Bovendien werd vastgesteld dat ondanks sommige graven wel markeringen hadden terwijl andere dat niet hadden, wat zou kunnen duiden op een andere familie- of sociale status, de mensen die in beide begraven lagen een soortgelijk dieet hadden. Dit impliceert dat ondanks potentieel verschillende sociale statussen in het leven, deze individuen toch een dieet zouden hebben gevolgd dat erg op elkaar leek.
Dr. Holmstrom verklaarde: 'We waren verrast dat er minder onderscheid was in dieet tussen individuen met grafmarkeringen dan degenen zonder in het St. Jean de Todon kerkhof, aangezien we hadden voorspeld dat grafmarkeringen een hoge sociale status zouden aangeven.'
Voor Saint-Victor-la-Coste waren de diëten vrij homogeen, bestaande voornamelijk uit granen en groenten, ongeacht geslacht of andere factoren.

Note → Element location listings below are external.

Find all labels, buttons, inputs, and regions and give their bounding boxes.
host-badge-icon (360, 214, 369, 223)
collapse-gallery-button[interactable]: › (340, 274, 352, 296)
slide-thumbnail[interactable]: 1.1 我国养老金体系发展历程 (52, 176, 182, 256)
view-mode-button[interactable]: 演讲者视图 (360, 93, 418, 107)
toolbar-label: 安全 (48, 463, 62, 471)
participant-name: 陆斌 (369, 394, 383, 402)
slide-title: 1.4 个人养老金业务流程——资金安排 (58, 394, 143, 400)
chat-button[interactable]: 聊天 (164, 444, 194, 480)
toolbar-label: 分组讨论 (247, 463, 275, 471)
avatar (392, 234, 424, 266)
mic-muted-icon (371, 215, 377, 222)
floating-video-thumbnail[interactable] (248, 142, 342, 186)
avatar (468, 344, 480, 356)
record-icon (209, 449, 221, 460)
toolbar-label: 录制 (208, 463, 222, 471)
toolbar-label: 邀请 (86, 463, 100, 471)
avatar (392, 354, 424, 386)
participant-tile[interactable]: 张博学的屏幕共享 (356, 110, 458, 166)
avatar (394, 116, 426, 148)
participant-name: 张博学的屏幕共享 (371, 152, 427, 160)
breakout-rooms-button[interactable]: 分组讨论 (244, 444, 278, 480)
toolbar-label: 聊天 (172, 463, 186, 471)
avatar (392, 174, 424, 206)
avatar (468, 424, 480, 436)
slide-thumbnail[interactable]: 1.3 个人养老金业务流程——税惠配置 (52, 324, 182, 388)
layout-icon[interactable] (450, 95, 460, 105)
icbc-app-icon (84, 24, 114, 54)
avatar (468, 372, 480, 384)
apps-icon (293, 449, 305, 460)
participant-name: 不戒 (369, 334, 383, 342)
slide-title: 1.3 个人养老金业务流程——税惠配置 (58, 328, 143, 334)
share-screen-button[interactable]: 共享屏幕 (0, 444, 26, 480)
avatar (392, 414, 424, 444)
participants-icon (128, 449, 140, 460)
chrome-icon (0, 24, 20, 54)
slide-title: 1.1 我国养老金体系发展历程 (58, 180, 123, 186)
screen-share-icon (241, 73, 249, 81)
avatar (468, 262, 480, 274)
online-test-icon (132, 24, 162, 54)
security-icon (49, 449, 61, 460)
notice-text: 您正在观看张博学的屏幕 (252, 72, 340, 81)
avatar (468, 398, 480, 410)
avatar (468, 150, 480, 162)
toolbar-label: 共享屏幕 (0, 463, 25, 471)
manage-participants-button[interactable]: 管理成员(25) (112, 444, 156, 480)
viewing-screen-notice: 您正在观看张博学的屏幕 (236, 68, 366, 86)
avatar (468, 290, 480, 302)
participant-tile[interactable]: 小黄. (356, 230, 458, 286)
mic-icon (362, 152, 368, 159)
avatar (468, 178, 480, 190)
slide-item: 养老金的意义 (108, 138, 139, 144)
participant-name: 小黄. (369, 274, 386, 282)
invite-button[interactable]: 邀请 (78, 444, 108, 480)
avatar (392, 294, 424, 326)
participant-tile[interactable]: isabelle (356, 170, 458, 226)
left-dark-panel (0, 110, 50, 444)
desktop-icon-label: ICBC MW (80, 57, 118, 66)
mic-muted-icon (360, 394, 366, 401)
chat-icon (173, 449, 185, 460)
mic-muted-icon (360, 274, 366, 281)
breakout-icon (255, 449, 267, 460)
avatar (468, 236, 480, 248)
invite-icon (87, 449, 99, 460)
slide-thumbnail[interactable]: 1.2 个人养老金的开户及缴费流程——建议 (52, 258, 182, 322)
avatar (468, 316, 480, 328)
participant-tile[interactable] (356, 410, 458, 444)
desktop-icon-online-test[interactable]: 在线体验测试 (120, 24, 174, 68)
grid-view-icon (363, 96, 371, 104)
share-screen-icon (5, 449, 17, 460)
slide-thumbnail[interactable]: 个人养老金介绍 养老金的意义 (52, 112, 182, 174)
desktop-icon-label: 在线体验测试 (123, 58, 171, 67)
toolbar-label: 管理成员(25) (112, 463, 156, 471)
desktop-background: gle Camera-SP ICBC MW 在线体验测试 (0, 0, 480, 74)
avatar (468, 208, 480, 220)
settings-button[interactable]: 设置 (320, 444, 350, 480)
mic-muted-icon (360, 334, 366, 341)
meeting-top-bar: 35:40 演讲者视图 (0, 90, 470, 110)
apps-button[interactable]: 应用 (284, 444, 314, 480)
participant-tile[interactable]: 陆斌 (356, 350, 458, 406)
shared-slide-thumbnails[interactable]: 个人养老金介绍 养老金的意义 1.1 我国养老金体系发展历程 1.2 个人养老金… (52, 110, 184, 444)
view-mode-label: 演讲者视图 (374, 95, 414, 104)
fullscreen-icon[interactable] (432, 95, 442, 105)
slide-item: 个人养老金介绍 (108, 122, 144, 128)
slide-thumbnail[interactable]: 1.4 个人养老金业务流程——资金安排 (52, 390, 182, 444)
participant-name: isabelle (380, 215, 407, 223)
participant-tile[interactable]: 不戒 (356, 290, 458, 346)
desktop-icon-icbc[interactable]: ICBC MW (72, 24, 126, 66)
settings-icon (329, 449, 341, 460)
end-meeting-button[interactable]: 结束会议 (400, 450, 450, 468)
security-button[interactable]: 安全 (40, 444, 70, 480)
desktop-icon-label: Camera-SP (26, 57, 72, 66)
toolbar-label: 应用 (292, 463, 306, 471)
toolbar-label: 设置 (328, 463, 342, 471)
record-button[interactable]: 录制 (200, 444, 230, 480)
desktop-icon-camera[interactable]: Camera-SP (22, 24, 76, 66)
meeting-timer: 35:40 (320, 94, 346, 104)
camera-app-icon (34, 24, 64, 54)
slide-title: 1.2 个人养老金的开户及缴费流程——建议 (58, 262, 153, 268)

Interessant genoeg leverden de resultaten voor kinderen uit beide kerkhoven informatie over borstvoeding en spenen. Meer specifiek, de resultaten geven aan dat kinderen van Saint-Jean de Tondon tussen de leeftijden van 2 of 3 en 4 jaar nog steeds borstvoeding kregen of bezig waren met spenen. Intussen, kinderen tussen 1 en 2 jaar oud in Saint-Victor-la-Coste, bijna twee jaar jonger dan de kinderen van Saint-Jean de Tondon, waren al bezig met spenen. Deze gegevens geven aan dat kinderen van de elite gemiddeld langer zouden worden geborstvoed dan kinderen van lagere klassen.